La Muerte y la Resiliencia

En menos de dos meses he tenido dos grandes perdidas: la de uno de mis mejores amigos a causa de un cáncer (https://lessahogo.org/el-duelo/) y la de una vecina que nos robó tanto el corazón, que le tomamos la palabra del apodo “abuelita Zulay”. 

Su muerte fue repentina, tanto que de 24 horas, al menos 18 sigo en shock. La ví por última vez un jueves en la tarde, estaba aparentemente perfecta. Saludo a “su nietecita” y en broma me dijo: “primero saluda a la nieta y luego a la mamá.” Conversamos sobre los planes para su despedida porque el 3 de noviembre “nos abandonaba” para irse 3 meses a visitar a su hija en Costa Rica.
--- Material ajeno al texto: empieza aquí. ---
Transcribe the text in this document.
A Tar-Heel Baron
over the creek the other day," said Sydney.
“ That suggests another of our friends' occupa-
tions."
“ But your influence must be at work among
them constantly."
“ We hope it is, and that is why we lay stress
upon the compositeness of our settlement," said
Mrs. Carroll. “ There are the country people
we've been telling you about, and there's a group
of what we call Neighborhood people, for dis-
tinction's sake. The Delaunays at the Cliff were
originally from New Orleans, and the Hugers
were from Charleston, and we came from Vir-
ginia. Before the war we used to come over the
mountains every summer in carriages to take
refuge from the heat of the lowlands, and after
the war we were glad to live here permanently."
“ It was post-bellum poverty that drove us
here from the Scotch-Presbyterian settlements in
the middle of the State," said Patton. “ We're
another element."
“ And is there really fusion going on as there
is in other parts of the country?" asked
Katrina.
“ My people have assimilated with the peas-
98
No nos pudimos despedir; el viernes nos abandonó para siempre, de la nada, de manera aún inexplicable. 

He vivido muchas muertes a lo largo de mi vida, cada una me ha hecho más fuerte y he aprendido a llevar una relación cada vez más sana con el duelo (también les hablé de eso –https://www.instagram.com/p/B0eF0vWnYNq/), pero si ha habido un catalizador en esta relación con el duelo ha sido mi hija. Por ella tengo que estar bien, pero sin prohibirme estar triste. En este post (https://www.instagram.com/p/B1UBaGenWn-/ ) les hable sobre mi postura al respecto. Me impresiona cómo he aprendido a reconocer mi tristeza una vez empiezo a sentirla, observarla pero sin perderme en ella, cómo me procuro espacios para llorar, pero también procuro espacios para retomar mi bienestar, por y para ella, y para y por mí.

Esto no solía ser así, al menos no cuando enfrenté la última muerte que fue la de mi primo -una muerte también abrupta-. En esa ocasión me enfermé de cosas que ni sabía que existían a tal gravedad que por primera vez en mi vida terminé hospitalizada por una enfermedad. 

Hoy, en contraste, he podido detenerme a observarme y saber cuándo estoy al borde del precipicio que lleva a un dolor profundo incontrolable. Me detengo a tiempo. Lloro, vivo el dolor, pero no me permito hacerme daño. Busco inspiración. No manteniendo la mente ocupada, esto no me sirve. Puedo hacer mil tareas del hogar, por ejemplo, pero entonces la mente da vueltas una y otra vez a la pérdida vs. cuando hago cosas que me gustan o me rodeo de personas positivas. 

Un ejemplo fue el día siguiente de la muerte de la abuelita Zulay: estaba en mi casa, lugar en el que tanto compartí con ella, y sentía que no podía parar de pensar. Veía el edificio gris, se sentía el vacío. Sabía que si me quedaba en casa me hundiría en la tristeza y no me podía permitir eso, así que me arreglé, me maquillé lo más que pude para tratar de tapar las horas de desvelo reflejadas en mis ojeras, combinados con ojos muy rojos e hinchados por llorar; me vestí guapa y salí: lo más maravilloso pasó. Diosito me puso en el camino a personas amorosas, alegres, simpáticas, a muchos bebés repletos de vida y muchas pero muchas risas. Endorfinas directo al corazón. ¡Me recargué!

Causalmente, me dijeron: abrázate y dite: GRACIAS, TE QUIERO, TE AMO, sin saber ni siquiera que yo estaba triste por algo (No lo demostré). Lo hice. Me dije: gracias por traerte hasta aquí y sacarte de la casa y de la tristeza. Gracias por cuidarte y procurar tu bienestar. Gracias por ponerte guapa después de tanto. Gracias por pensar en tu hija y ser tan buena mamá. Te quiero, TE AMO. 

La maternidad cambia la vida. A mi me cambió. Puedo decir que soy una mujer mucho más elevada, consciente, sana y responsable emocionalmente. Con fallas, claro, con aspectos que aún debo mejorar en otras áreas. Pero mi hija con tan sólo 4 meses ya me enseñó a cómo llevar no uno, sino dos duelos a la vez, sin perder el balance. Siendo capaz de sonreír y de levantarme con ánimos y fortaleza para continuar. De sentirme agradecida e infinitamente afortunada porque recibimos amor de estas personas tan mágicas que Diosito ya quería a su lado. Ya no me da miedo vivir el duelo, lo vivo, no sé si siempre será así, pero en este momento así ha sido, y entiendo que si alguna ventaja tiene vivirlo es el enseñarnos a honrar y a valorar la presencia y las enseñanzas de esas personas que ya no están por siempre, y a aprender a ser resiliente. No vivirlo significaría sumergirme en un espiral negativo que quizá no afecte ahora, pero sin duda, como toda herida abierta, en algún momento saldrá a flote.